By | Published on Tuesday 6 September 2016

Eventbrite

So, when Eventbrite boosted its dance music credentials by hiring the founder and CEO of American clubbing-focused ticketing platform Wanttickets.com back in July, what did Wanttickets.com think about all that? I think it’s fair to say it wasn’t impressed.

So much so, it turns out the whole thing went legal last month, with litigation now pending against the two former Wanttickets execs Eventbrite hired, Barak Schurr and Diego Carlin.

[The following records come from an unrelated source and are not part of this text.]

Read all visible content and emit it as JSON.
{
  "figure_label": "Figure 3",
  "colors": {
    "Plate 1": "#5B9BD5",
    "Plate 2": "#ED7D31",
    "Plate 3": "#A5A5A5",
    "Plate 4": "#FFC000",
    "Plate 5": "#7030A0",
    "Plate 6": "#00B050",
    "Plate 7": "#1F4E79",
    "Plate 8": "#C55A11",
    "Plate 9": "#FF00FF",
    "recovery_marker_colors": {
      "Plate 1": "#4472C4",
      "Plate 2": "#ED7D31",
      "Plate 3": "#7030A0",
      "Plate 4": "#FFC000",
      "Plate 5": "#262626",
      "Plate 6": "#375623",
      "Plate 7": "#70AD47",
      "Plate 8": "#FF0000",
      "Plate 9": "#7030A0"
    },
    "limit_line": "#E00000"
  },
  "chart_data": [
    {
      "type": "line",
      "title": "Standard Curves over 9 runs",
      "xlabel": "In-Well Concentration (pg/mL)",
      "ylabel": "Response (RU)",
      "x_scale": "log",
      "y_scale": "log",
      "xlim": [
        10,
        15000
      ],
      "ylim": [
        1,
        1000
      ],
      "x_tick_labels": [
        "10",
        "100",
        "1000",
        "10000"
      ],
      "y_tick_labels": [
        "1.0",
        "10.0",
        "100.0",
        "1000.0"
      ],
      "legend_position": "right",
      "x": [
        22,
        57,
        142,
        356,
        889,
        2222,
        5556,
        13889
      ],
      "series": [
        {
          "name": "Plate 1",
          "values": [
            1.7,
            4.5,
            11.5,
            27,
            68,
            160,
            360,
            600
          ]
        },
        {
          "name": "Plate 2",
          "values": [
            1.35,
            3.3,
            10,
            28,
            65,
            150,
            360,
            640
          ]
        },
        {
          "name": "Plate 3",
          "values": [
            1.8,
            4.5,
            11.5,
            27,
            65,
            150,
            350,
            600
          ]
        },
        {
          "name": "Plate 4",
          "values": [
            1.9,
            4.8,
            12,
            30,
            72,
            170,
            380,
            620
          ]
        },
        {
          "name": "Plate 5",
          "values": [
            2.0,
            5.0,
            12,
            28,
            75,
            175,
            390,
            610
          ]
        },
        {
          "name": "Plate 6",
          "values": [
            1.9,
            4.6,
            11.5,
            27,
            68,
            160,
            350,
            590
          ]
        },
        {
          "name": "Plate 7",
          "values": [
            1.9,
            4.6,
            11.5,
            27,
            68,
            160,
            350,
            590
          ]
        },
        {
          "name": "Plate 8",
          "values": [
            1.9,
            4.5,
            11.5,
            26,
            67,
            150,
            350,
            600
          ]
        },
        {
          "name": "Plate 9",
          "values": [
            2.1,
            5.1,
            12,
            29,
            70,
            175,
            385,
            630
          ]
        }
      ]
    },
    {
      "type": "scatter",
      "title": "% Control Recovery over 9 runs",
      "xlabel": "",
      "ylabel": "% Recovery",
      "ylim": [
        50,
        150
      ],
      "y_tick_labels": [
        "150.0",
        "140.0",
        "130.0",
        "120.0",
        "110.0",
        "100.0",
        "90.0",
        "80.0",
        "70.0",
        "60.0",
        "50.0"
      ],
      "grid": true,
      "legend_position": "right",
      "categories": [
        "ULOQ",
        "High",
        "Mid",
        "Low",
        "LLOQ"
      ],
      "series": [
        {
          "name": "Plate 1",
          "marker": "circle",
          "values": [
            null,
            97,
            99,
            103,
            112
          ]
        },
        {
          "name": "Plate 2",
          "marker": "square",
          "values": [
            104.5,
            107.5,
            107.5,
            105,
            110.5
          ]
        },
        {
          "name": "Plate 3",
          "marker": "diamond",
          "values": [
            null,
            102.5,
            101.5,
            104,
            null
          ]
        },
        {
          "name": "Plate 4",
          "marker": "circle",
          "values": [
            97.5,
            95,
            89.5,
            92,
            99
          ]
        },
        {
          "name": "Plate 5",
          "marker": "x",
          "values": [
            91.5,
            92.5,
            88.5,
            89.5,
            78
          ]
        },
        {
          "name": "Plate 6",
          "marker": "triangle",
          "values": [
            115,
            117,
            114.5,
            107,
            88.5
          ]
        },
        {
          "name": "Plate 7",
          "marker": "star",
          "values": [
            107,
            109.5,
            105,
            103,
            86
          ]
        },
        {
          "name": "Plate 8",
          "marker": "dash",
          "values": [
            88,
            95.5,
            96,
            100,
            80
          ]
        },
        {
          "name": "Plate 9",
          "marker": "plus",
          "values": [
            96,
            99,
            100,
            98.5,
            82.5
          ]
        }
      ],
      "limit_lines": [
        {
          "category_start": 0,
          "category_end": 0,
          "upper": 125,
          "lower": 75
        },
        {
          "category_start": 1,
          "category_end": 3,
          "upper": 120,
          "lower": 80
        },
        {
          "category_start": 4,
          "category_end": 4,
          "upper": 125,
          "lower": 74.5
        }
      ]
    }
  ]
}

According to Wanttickets CFO Richard Blakely, his firm had been in talks to sell to Eventbrite, but the deal fell through. As another buyer was then found for the company, Blakely alleges, it was discovered that Schurr and Carlin had been working for and promoting Eventbrite, even while still being on the Wanttickets payroll. That discovery led to the two execs basically being fired, it’s claimed.

But, as IQ notes, Schurr denies that version of events. He admits that his original conversations with Eventbrite were in relation to the proposal that it buy Wanttickets, but he says that this was because the latter’s then owners had expressed an interest in selling the business. “At no time during this process was I moving business from Wanttickets to Eventbrite”, he adds.

He then argues that the termination of his and Carlin’s contracts with Wanttickets had nothing to do with any alleged misconduct, arguing that they were told by Blakeley himself that the company’s new owners simply wanted to put in their own management. And it was after that development, Shurr goes on, that he and Carlin began speaking to Eventbrite about bringing their dance music expertise to that business.

Commenting on the dispute for their part, an Eventbrite spokesperson told IQ: “Due to pending litigation, I’m unfortunately unable to share any specifics about Barak and Diego, but what I can assure you is that competing fairly is of critical importance and central to our ethics at Eventbrite and we continue to operate as such”.

UPDATE 2PM 6 SEP 2016: Clarification that only Barak Schurr and Diego Carlin, not Eventbrite itself, are currently being sued.